We had foals born and there was no such thought or teaching as
"imprinting" of foals. The youngsters were there with their
Mom and we worked with and looked after the mare as usual. The
young one got to know us as part of his life, and part of how we
looked after its Mom. They are inquisitive creatures, coming up
to us and saying, "Well I'd like to get to know you, even if you
are different than me and have two legs and not four." We would
touch them some, stroke their face some, and that was about it
for a few years. Of course in a few years time they were quite
normal with us as such, and of course had no fear of us. We would
halter break them before they were six months old, and so by the
age of two they would lead and be groomed with no problems. Sure
by that age we had picked up their feet also, but that was about
all we ever did to them, until old enough to start to break to
ride. 
     There was no "modern" so-called "imprinting" with them, and
they were as easy to break as eating apple pie; easy to do
whatever with; they had respect for us and they could still be a
horse, easy mannered, and they were horses and we were humans and
a bond of horse/human relations was created.
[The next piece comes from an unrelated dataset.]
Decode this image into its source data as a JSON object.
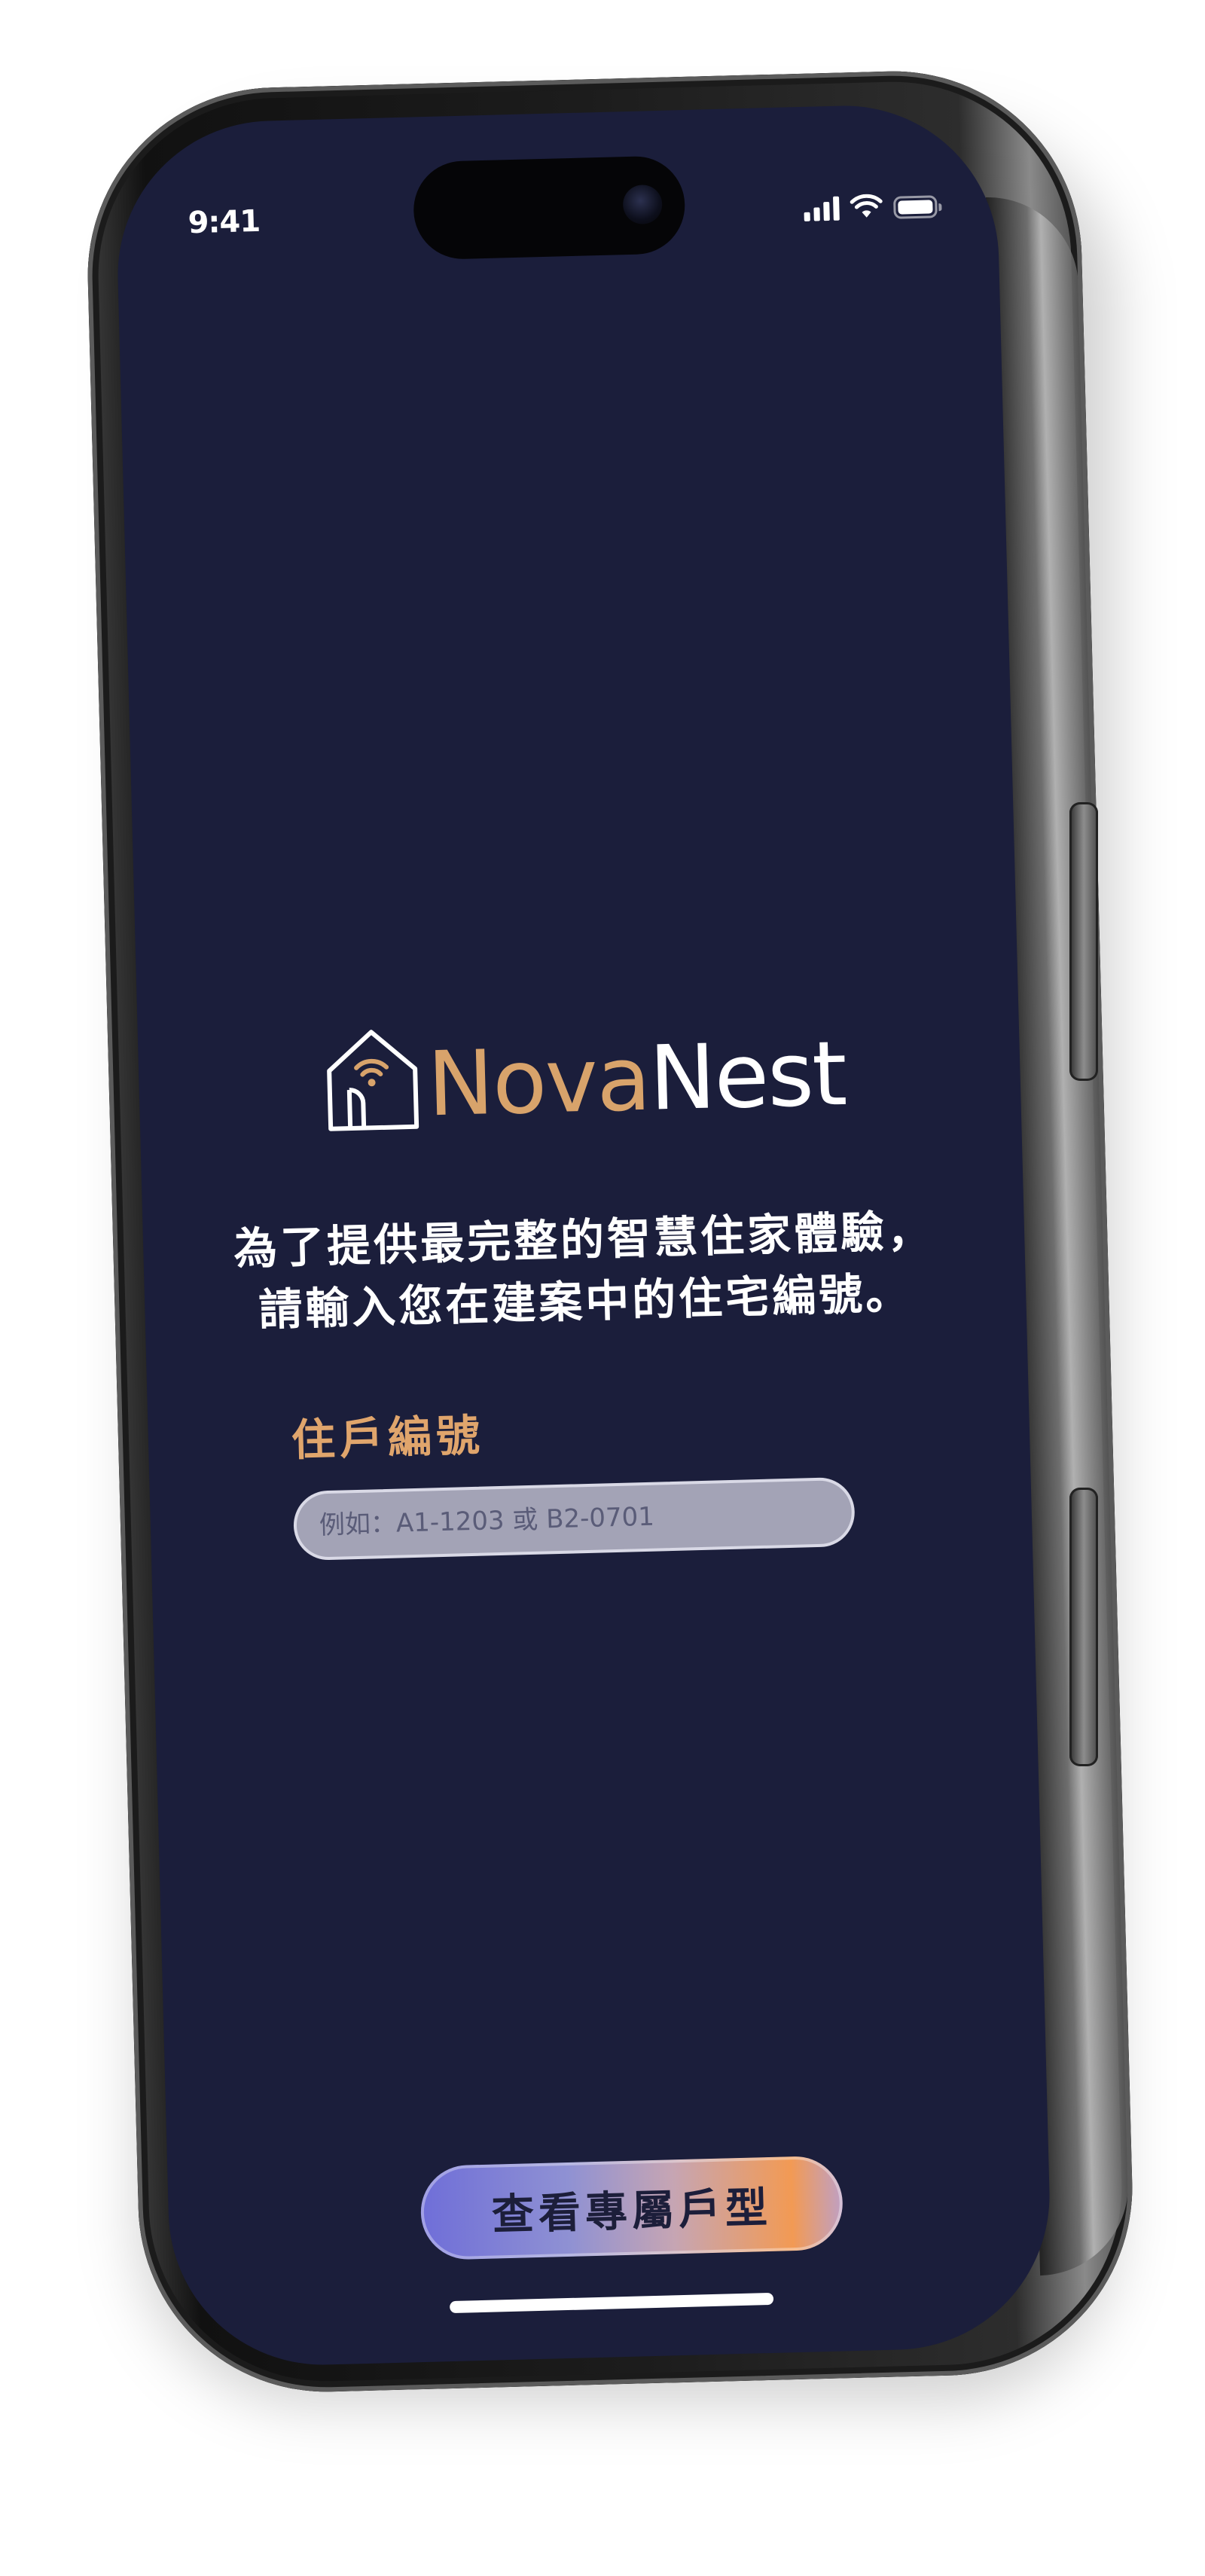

They had observed
over two years how we cared for and looked after their mother and
other horses. They had trust in us; they were not spoiled; we did
not make them into "pets" over those two years. We treated them
as young horses, halter broken, grooming, picking up their feet,
and left it at that until it was time to saddle them up and teach
them to be trail horses.

     I've done it; I know it works well, real well; it is the
correct way! Modern "imprinting" is garbage! I could have told
the "imprinters" decades ago they were barking up the wrong tree.
For you young ones in the horse business take an old wrangler's
word for it: Do only what we did back in the 1960s with foals and
you will be on the right trail with plenty of sunshine and good
times with your young horses. 
     The new ideas are NOT always the correct way to go.